Back in the pioneer days, these trees were planted and trimmed to form hedges. This was before the invention of barbed
wire. Farmers and homesteaders used this
tree as a living fence.
It’s actually perfect for that purpose.
It usually grows in thickets, with gnarled twisted branches, and it has short,
sharp thorns on its branches. According
to the early pioneers of the Great Plains, a good osage orange hedge is grown horse-high and hog-tight. And pioneer boys used the fruit as a ball for
their games.
I’ll be back for the fruit in late September. I won’t be able to eat it. It’s not edible. No modern animal really eats it. Popular science believes that these osage
oranges were once eaten by prehistoric beasts like the giant sloth or the
mammoth or the gomphothere, which was some kind of North American
elephant.
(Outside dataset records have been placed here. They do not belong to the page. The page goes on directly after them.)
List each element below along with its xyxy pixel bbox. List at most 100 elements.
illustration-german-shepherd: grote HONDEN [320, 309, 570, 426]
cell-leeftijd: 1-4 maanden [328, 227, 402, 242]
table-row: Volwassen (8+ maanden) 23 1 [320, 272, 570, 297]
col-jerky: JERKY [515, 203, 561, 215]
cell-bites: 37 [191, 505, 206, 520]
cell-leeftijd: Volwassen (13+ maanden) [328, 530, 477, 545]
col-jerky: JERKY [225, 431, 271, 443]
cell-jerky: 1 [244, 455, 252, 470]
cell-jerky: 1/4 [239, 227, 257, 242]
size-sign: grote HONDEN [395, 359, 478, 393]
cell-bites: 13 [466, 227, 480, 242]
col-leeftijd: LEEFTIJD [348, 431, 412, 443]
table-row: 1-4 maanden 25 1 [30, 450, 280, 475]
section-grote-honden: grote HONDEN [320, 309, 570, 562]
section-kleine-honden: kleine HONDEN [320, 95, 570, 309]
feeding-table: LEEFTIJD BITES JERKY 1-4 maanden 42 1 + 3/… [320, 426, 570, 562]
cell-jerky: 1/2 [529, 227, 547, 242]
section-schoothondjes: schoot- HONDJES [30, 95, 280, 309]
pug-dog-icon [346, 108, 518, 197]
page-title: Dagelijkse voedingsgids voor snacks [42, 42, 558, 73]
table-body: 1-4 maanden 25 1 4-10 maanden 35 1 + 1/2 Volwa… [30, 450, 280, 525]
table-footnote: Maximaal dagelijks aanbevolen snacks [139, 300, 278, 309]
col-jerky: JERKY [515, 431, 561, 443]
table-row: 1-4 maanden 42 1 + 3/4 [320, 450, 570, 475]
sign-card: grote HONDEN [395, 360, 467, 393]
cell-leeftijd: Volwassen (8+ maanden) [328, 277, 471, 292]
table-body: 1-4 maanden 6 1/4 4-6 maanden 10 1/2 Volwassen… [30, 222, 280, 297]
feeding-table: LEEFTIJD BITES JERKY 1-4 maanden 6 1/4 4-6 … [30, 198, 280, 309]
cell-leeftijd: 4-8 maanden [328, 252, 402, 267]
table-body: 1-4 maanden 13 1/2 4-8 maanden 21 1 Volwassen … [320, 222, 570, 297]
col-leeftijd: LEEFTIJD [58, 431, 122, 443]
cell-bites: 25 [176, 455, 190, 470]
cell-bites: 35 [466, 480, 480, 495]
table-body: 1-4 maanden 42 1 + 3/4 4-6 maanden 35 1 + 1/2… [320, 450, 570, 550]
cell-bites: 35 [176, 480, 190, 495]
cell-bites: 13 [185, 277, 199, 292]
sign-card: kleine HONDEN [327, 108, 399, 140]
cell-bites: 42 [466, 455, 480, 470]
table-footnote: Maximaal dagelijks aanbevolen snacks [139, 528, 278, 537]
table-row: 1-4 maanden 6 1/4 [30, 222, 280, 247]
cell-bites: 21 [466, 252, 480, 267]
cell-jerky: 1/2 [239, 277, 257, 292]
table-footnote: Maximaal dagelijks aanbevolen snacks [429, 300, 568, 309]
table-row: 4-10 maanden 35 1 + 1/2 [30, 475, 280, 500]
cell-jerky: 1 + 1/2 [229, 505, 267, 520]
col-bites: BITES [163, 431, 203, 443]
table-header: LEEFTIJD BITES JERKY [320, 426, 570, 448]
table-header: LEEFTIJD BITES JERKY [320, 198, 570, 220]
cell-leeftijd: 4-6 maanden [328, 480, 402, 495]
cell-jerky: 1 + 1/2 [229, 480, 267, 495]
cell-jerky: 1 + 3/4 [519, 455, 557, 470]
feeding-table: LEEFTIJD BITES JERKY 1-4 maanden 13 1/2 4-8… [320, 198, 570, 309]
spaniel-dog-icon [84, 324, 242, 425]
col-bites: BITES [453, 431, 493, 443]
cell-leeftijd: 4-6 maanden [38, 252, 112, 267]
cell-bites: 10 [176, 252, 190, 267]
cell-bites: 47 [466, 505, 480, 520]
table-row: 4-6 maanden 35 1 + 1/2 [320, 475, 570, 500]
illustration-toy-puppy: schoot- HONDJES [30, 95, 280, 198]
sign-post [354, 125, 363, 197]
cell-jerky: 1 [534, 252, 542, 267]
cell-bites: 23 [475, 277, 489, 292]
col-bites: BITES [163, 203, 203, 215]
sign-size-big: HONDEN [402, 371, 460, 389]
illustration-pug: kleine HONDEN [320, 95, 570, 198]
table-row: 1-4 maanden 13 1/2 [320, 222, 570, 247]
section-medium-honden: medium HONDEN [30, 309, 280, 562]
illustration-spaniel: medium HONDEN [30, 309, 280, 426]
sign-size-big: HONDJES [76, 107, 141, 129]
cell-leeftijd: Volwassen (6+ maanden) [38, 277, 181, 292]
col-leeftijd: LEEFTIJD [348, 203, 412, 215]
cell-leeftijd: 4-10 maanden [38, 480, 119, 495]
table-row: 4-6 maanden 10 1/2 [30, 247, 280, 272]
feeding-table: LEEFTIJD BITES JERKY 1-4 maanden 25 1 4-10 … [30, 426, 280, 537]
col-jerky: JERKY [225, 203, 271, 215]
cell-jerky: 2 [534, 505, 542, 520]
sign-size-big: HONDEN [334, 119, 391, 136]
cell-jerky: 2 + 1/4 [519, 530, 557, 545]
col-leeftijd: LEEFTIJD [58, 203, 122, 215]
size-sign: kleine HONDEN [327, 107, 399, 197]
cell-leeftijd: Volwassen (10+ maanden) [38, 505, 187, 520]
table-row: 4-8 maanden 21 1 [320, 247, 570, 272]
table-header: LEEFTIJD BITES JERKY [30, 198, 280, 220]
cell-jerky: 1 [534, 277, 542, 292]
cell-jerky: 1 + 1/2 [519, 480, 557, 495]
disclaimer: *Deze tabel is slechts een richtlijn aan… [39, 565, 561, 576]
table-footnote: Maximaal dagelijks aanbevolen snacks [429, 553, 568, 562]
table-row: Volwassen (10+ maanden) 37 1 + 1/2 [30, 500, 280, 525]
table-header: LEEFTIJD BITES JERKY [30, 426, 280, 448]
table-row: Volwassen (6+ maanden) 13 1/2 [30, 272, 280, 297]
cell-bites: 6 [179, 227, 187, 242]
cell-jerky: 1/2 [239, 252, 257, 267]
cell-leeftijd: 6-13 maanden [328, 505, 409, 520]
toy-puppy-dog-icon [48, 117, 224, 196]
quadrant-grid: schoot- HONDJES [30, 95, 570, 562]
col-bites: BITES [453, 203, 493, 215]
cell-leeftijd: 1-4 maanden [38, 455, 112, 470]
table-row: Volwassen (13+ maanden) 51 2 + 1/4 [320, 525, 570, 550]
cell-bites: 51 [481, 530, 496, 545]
I look these things up.
What will I use it for?
I want to test its reputation for being a good cockroach repellent. Let’s just say I have a problem right now
with cockroaches.
I also think that they’ll make a good conversation piece, if I meet the
right lady, that is.
But really, I just want them. In my
house. In my hands. This is, after all, history. It's time travel. I mean, how often can I get a living souvenir
from the Lewis and Clark expedition?
Someday, I might be able to take something off Stuart Roosa’s Moon Tree
sycamore too, but that tree will take a few years to really grow something
memorable and collectible.
By this October, I could be sleeping above one of Lewis and Clark’s osage
apples – take that, you cockroaches. Or
I could be playing catch, playing ball with a souvenir from one of the greatest
adventures of all time by two of the most dauntless, reckless and daring pioneers that
ever set foot on Turtle Island.
Let’s face it. I’ll never have an
adventure like Lewis and Clark’s, and I’ll never even come close to matching Stuart
Roosa’s mileage, but you know what?
Sometimes distance shouldn’t be measured in miles. Time. Days, moons, seasons, years, the Wheel - time is also a distance. And time itself can be its own reckless, death-defying adventure.